The Finest Tuned Clocks: Biological Rhythms & Epidemics

 

Speaker: Micaela E. Martinez, Ph.D.

Associate Research Scholar
Dept. of Ecology & Evolutionary Biology
Princeton University

Abstract

Life on earth has evolved under day-night and seasonal cycles. These environmental cycles pose organisms with challenges and opportunities. Biological clocks have evolved as a mechanism for organisms to internalize time, giving them them the ability to anticipate, and prepare for, predictable changes in their environment.
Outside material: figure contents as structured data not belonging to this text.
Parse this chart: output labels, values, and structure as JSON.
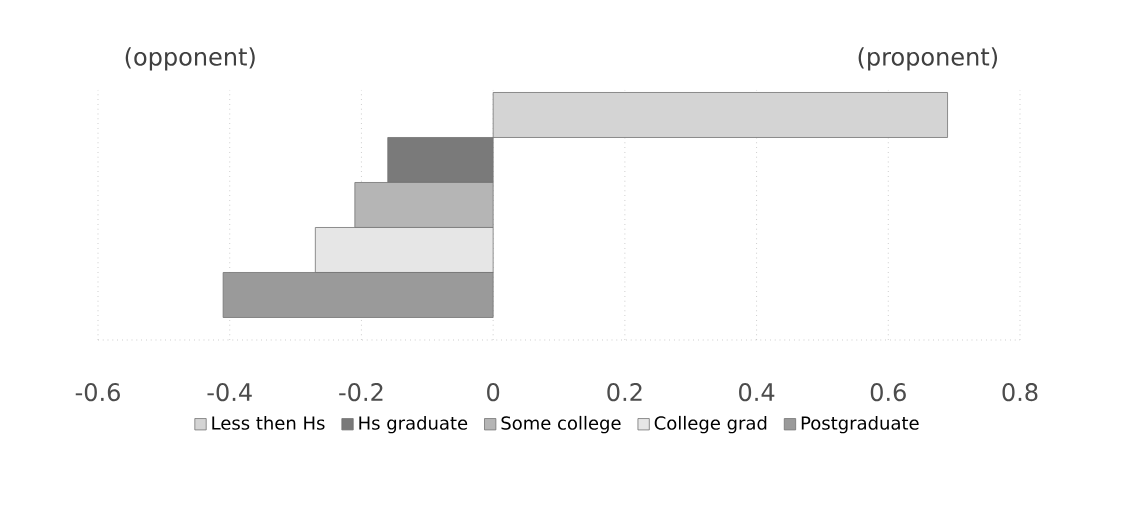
{
  "chart_data": {
    "type": "bar",
    "orientation": "horizontal",
    "categories": [
      null
    ],
    "series": [
      {
        "name": "Less then Hs",
        "color": "#d4d4d4",
        "values": [
          0.69
        ]
      },
      {
        "name": "Hs graduate",
        "color": "#7a7a7a",
        "values": [
          -0.16
        ]
      },
      {
        "name": "Some college",
        "color": "#b5b5b5",
        "values": [
          -0.21
        ]
      },
      {
        "name": "College grad",
        "color": "#e6e6e6",
        "values": [
          -0.27
        ]
      },
      {
        "name": "Postgraduate",
        "color": "#9a9a9a",
        "values": [
          -0.41
        ]
      }
    ],
    "xlim": [
      -0.6,
      0.8
    ],
    "xticks": [
      -0.6,
      -0.4,
      -0.2,
      0,
      0.2,
      0.4,
      0.6,
      0.8
    ],
    "grid": "x",
    "legend": "bottom",
    "annotations": [
      "(opponent)",
      "(proponent)"
    ]
  }
}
Circadian clocks, for example, are ubiquitous in eukaryotes, and circannual (i.e., seasonal) clocks are found throughout the animal kingdom. I will present research I have completed, and projects I have underway, to characterize cycles in disease transmission, human physiology, and immunity that have realized effects on human health and disease interventions. I will largely focus on two research areas. First, I will discuss the population-level interface of human phenology and infectious disease ecology, revealing the seasonal clockwork of epidemics using big demographic and epidemiological data, combined with dynamic models and cutting-edge statistical inference methods. Second, I will detail a clinical study I’m conducting through the NIH Director’s High-Risk High-Reward research program, in which I aim to discover the biological rhythms in human physiology and immunology that contribute to cycles of infection, birth, and mortality, as well as the evolution of rhythms in parasites, and thus may be leveraged by evolutionary medicine.